About 40% of cancer deaths occur from malnutrition – a general condition of starvation and debilitation called cachexia (wasting syndrome) that develops in many other chronic diseases. Cancer cachexia is not understood and there are no satisfactory therapeutic treatments. Both chemotherapy and radiation therapy can also induce cachexia, and weight loss, in turn, reduces the efficacy of chemotherapy. Metastases may also suppress the immune system, e.g. if they are in the bone marrow or if in the brain, raised intracranial pressure.

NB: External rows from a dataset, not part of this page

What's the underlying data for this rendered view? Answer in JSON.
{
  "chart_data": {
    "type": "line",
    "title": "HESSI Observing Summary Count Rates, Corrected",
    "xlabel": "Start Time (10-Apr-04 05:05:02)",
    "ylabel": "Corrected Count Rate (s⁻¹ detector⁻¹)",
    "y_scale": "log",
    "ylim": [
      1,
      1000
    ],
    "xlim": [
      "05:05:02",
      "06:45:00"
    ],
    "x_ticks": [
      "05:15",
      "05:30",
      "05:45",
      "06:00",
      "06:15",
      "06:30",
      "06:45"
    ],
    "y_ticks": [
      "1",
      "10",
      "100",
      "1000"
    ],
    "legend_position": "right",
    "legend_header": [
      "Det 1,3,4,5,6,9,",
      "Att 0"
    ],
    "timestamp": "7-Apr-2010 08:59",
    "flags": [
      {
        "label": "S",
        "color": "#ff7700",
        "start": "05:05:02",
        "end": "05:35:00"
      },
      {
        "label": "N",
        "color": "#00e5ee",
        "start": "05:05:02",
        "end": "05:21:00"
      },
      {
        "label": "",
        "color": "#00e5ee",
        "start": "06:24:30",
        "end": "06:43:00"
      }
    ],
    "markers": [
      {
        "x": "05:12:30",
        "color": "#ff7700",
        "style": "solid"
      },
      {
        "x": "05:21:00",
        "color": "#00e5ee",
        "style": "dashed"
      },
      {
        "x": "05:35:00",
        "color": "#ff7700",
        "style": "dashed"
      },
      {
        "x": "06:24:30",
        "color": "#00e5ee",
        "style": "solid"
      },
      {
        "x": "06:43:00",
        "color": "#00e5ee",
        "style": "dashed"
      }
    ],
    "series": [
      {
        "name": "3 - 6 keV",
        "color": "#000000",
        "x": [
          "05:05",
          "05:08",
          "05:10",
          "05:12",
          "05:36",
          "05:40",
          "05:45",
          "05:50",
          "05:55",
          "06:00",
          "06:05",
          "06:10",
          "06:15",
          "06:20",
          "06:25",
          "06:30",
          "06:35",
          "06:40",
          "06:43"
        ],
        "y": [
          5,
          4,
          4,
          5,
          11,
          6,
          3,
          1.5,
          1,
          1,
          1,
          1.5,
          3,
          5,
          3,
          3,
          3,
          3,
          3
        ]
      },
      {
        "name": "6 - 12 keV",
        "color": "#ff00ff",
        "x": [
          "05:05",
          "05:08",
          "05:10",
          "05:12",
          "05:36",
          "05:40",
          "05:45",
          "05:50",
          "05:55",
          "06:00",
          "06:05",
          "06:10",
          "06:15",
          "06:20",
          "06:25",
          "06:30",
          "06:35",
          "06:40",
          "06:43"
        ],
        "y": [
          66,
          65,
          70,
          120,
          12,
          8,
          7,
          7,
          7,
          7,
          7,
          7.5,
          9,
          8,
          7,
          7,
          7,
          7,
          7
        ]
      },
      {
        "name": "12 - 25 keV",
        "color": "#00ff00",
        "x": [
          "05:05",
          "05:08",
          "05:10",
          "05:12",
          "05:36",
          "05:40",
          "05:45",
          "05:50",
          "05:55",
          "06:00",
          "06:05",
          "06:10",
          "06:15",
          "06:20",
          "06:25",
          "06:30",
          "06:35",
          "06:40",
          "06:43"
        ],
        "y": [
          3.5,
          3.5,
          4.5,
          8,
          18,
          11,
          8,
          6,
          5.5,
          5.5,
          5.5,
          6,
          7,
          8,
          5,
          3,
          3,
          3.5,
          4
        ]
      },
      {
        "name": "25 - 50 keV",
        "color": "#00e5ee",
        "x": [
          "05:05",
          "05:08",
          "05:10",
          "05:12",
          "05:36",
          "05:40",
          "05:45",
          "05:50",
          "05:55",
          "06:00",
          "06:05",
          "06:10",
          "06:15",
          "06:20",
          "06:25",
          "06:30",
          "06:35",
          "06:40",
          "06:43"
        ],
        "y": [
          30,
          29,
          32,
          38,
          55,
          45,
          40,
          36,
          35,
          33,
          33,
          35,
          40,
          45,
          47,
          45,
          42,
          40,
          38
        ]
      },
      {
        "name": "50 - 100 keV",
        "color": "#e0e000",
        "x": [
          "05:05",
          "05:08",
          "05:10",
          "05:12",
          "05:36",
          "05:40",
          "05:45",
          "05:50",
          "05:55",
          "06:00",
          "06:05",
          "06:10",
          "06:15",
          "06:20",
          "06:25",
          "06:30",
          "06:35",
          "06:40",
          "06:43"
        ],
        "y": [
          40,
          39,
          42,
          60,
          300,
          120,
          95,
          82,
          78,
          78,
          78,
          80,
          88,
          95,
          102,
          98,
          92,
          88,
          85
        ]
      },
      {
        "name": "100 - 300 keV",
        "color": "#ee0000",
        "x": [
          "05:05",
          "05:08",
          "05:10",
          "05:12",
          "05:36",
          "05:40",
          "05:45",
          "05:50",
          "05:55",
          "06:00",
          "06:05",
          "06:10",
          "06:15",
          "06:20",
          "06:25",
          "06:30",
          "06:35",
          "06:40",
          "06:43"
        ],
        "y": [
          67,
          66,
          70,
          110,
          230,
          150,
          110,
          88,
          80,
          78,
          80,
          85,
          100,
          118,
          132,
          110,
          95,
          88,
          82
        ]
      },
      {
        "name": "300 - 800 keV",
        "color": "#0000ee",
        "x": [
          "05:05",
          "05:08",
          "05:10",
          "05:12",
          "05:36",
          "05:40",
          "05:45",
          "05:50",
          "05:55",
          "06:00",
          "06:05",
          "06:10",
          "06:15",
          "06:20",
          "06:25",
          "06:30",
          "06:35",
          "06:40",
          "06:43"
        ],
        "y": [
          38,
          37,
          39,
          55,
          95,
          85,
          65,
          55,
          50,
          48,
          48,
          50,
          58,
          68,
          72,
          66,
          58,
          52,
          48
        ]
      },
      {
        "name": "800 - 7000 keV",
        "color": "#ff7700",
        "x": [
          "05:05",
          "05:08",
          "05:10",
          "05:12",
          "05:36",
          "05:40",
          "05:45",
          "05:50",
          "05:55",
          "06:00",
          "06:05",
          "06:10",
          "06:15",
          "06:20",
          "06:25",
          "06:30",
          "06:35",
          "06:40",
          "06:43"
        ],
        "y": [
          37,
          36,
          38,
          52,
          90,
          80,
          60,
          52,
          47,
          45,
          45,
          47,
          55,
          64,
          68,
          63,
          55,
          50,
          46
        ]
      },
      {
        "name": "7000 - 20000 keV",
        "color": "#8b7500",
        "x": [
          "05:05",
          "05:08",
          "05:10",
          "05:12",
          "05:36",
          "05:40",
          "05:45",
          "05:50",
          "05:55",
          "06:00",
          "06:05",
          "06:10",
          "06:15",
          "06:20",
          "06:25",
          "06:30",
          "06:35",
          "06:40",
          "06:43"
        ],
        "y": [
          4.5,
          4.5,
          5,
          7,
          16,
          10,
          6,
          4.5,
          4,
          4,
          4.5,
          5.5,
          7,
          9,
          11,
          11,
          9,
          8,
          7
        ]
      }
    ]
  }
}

Tumour development is a complex process driven by multiple mutations and also by contributions from neighbouring host cells. Despite this complexity, the basic changes associated with the conversion from normal to tumour cell can be simply summarised (see key points below). In essence, these reduce their dependence on environmental cues, avoid mechanisms that eliminate abnormal cells and recruit host cells to enable them to survive and spread to secondary sites. These remarkable achievements derive from the type of driver mutatios. In particular, constitutively activated RTKs promote proliferation independent of extracellular signals, and loss of function of key tumour suppressors (p53 and RB1) circumvents the central defence systems that protect against cancer. As these complex interactions are gradually unveiled they offer an increasing range of targets for therapeutic intervention.